Counterattacking, the neocons often accused the paleocons of anti-Semitism. David Frum, for instance, built this case in his 1994 book, ''Dead Right.'' Indeed, this is a charge that has dogged isolationists -- from Nock to Charles Lindbergh (who is elected president in Philip Roth's new counterfactual novel, ''The Plot Against America'') to Buchanan. With their pleas for ''America first'' and their rejection of cosmopolitan foreign policy, they have occasionally vilified the oldest symbol of cosmopolitanism -- the Jew. During the gulf war debate, Buchanan spoke of the Israel defense ministry's ''American amen corner.'' Even the best thinkers in this tradition haven't been immune from repeating canards about Jewish dual loyalties. In 1988, Kirk accused the neocons of mistaking ''Tel Aviv for the capital of the United States.''

George W. Bush entered office implicitly promising agnosticism in the long-running debate between neocons and paleocons. On the 2000 campaign trail, he promised a ''distinctly American internationalism'' that would provide ''idealism, without illusions; confidence, without conceit; realism, in the service of American ideals.'' Of course, after 9/11, Bush dispensed with this doctrinal neutrality. And in adopting a neocon foreign policy, he rallied most conservatives behind his ambitious agenda, a dramatic turnabout in opinion from the 90's.

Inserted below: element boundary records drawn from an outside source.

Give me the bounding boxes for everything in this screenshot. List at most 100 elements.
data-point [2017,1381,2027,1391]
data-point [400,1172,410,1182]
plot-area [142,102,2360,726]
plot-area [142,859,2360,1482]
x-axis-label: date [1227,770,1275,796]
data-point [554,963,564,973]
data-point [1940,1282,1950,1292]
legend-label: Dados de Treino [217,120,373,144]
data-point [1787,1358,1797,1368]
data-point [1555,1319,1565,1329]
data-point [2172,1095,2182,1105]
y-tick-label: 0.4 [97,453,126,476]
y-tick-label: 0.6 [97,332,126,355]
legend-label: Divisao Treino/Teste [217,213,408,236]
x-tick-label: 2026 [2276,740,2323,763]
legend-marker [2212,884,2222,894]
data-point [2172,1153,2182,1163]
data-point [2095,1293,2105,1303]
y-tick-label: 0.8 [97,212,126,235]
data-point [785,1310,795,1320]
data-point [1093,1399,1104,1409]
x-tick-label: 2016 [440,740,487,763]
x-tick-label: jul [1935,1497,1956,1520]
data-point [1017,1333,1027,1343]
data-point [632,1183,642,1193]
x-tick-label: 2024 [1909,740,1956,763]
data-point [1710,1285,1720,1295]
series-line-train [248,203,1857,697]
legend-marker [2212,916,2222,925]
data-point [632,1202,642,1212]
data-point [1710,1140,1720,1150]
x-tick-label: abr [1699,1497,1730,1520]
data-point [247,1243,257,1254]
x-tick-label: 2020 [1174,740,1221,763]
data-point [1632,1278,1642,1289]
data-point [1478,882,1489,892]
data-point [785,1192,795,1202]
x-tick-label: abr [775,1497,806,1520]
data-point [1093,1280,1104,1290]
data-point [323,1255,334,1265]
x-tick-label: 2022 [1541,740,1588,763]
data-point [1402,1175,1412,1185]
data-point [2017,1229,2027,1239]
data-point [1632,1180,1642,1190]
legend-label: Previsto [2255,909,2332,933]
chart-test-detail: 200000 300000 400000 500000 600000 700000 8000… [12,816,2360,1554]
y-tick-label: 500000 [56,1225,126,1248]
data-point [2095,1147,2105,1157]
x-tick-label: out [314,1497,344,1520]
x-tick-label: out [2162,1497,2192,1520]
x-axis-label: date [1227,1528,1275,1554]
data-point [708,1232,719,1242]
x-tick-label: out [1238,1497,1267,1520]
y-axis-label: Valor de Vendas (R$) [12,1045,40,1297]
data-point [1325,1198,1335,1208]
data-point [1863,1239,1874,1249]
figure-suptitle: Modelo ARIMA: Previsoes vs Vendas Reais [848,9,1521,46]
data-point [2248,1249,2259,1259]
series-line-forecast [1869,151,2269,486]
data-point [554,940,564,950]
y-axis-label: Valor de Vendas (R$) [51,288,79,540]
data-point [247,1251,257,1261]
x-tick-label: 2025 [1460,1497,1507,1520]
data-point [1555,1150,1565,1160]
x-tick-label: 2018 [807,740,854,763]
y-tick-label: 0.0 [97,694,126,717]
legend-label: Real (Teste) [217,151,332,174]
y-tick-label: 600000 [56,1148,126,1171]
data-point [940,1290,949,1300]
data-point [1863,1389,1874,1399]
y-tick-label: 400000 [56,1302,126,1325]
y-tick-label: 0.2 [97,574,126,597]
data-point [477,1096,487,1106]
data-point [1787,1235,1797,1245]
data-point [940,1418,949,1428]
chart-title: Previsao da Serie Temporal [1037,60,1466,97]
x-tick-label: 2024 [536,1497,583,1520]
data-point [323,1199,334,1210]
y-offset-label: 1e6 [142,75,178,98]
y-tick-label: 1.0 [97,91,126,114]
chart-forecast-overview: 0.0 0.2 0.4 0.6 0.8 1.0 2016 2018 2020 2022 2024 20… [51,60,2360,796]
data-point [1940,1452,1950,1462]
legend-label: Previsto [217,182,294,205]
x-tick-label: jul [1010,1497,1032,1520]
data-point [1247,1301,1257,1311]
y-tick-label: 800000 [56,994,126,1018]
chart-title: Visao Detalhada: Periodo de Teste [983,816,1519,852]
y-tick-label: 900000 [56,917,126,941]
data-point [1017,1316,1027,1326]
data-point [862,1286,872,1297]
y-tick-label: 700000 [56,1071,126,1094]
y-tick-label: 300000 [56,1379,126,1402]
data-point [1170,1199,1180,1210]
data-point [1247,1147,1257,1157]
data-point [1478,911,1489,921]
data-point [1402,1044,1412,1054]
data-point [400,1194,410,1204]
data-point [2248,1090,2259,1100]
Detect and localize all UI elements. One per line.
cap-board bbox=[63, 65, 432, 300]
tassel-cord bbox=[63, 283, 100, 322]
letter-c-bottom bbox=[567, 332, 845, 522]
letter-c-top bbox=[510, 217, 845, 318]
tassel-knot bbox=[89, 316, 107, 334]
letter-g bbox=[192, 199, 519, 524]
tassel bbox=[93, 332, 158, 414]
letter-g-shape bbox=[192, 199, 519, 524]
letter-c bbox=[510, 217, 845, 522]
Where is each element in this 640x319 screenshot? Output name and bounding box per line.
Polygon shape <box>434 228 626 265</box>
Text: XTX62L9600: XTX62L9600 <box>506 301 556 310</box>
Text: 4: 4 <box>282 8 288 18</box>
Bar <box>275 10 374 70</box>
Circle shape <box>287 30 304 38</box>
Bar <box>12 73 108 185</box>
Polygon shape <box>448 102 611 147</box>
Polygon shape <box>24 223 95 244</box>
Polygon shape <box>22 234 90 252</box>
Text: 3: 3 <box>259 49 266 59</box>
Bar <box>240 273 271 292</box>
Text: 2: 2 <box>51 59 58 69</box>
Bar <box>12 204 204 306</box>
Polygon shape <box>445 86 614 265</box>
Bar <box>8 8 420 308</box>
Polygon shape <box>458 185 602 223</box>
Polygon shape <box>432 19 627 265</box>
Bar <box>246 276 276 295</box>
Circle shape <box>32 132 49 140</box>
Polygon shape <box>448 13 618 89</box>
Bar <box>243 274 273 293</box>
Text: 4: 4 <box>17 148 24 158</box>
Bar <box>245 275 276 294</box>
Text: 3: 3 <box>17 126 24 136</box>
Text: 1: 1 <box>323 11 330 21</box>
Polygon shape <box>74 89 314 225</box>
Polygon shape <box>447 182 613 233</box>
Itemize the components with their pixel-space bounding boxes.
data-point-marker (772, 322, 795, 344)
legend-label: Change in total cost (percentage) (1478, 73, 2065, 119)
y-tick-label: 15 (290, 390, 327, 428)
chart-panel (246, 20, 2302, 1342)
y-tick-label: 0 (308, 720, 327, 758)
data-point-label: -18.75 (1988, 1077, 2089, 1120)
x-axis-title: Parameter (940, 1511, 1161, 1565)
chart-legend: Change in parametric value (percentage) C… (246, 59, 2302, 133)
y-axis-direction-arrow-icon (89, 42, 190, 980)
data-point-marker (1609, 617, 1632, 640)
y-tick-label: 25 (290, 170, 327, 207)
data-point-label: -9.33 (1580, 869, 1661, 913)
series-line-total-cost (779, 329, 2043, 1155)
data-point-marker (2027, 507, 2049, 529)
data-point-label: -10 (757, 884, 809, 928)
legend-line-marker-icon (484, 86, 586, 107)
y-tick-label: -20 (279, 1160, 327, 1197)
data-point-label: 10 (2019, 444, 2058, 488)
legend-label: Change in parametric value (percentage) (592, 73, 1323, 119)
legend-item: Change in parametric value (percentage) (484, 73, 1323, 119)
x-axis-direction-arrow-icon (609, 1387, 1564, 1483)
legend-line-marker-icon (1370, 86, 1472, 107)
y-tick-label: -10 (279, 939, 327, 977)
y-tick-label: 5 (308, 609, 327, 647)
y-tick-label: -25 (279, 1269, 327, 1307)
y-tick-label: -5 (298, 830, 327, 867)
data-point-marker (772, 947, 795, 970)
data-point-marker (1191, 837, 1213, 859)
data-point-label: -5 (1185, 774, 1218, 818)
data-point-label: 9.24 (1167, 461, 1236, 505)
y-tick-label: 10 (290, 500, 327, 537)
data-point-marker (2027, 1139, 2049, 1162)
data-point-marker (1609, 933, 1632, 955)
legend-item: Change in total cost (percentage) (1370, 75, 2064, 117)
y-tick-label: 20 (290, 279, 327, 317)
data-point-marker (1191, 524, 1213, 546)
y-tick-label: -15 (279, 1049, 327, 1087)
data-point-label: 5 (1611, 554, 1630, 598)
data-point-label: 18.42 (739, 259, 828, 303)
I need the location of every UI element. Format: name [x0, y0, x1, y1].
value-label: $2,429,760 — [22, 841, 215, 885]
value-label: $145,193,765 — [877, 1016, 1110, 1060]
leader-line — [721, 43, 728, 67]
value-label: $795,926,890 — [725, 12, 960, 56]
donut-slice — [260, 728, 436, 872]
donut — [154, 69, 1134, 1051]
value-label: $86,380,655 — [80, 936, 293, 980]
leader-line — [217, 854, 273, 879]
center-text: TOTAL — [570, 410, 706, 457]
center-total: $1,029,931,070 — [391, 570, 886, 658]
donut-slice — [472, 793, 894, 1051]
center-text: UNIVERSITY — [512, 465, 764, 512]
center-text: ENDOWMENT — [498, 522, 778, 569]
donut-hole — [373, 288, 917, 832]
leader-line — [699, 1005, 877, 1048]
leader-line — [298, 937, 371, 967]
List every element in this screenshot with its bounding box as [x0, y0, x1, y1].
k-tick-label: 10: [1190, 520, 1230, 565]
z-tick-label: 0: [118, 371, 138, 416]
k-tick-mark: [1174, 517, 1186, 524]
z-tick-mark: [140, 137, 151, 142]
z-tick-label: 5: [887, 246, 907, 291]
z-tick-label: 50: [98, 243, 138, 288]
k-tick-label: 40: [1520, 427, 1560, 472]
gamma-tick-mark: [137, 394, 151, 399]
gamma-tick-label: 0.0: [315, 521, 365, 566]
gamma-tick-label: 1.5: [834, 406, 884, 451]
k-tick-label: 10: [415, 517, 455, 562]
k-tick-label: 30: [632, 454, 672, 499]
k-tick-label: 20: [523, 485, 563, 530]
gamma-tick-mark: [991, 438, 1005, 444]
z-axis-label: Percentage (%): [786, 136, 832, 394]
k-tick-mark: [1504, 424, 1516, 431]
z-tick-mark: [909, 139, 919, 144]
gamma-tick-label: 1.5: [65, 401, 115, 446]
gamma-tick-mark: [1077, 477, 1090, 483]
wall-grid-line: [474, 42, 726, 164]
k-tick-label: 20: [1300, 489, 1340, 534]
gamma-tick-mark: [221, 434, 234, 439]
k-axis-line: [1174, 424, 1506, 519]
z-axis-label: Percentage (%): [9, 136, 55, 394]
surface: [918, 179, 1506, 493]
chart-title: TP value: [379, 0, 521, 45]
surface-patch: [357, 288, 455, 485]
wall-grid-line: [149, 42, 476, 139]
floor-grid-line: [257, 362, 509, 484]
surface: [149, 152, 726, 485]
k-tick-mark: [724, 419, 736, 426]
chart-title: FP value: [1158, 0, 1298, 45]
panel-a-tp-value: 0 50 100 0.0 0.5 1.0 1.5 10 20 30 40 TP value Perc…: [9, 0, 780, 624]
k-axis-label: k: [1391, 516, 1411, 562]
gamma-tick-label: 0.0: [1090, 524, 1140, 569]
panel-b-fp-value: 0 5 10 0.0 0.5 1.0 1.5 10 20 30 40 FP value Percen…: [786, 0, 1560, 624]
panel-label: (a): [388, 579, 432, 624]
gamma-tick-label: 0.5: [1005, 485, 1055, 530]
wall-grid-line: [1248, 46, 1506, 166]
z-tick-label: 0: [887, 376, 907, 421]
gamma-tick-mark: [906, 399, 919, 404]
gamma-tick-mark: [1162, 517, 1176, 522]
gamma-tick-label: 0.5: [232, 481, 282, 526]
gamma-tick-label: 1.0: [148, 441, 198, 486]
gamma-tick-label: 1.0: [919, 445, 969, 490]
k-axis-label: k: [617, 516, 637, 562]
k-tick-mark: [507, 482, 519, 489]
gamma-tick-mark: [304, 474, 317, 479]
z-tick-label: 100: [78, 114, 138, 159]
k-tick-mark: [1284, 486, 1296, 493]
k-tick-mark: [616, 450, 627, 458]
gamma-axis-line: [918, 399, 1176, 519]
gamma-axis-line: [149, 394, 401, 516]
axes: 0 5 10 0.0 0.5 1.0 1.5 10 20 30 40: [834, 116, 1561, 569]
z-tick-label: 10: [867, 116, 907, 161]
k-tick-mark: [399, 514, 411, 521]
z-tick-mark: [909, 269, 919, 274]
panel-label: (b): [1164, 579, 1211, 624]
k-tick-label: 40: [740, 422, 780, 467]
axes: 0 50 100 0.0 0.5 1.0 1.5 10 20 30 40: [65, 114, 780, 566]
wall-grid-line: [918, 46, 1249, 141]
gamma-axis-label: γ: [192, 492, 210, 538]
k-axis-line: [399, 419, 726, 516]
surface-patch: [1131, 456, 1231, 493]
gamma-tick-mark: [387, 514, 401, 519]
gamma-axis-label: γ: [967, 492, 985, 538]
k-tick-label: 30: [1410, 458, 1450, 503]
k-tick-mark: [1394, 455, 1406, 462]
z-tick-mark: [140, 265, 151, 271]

Will this consensus hold? Already, many conservative writers seem primed to abandon it. Even when they haven't gone as far as Will or Carlson in their criticisms of the war, they have flashed their discomfort with Bush's goal of planting democracy in Iraq. National Review has called this policy ''largely, if not entirely, a Wilsonian mistake.'' With these signs of restlessness, it's easy to imagine that a Bush loss in November, coupled with further failures in Iraq, could trigger a large-scale revolt against neoconservative foreign policy within the Republican Party. A Bush victory, on the other hand, will be interpreted by many Republicans as a vindication of the current course, and that could spur a revolt too. If the party tilts farther toward an activist foreign policy, antiwar conservatives might begin searching for a new political home. In the meantime, the publishing industry may be providing a test of the Bush consensus: Pat Buchanan's new book, ''Where the Right Went Wrong: How Neoconservatives Subverted the Reagan Revolution and Hijacked the Bush Presidency,'' has already climbed onto the New York Times best-seller list.

Perhaps the movement's current state of mind is best reflected in its godfather, William F. Buckley. In June, he relinquished control of National Review. When asked about Iraq by The New York Times, he confessed: ''With the benefit of minute hindsight, Saddam Hussein wasn't the kind of extraterritorial menace that was assumed by the administration one year ago. If I knew then what I know now about what kind of situation we would be in, I would have opposed the war.'' It is noteworthy that Buckley's departure from the right's flagship journal should be accompanied by such ambivalence and profound questions about the movement's first principles. Conservatives could soon find themselves retracing Buckley's steps, wrestling all over again with their isolationist instincts.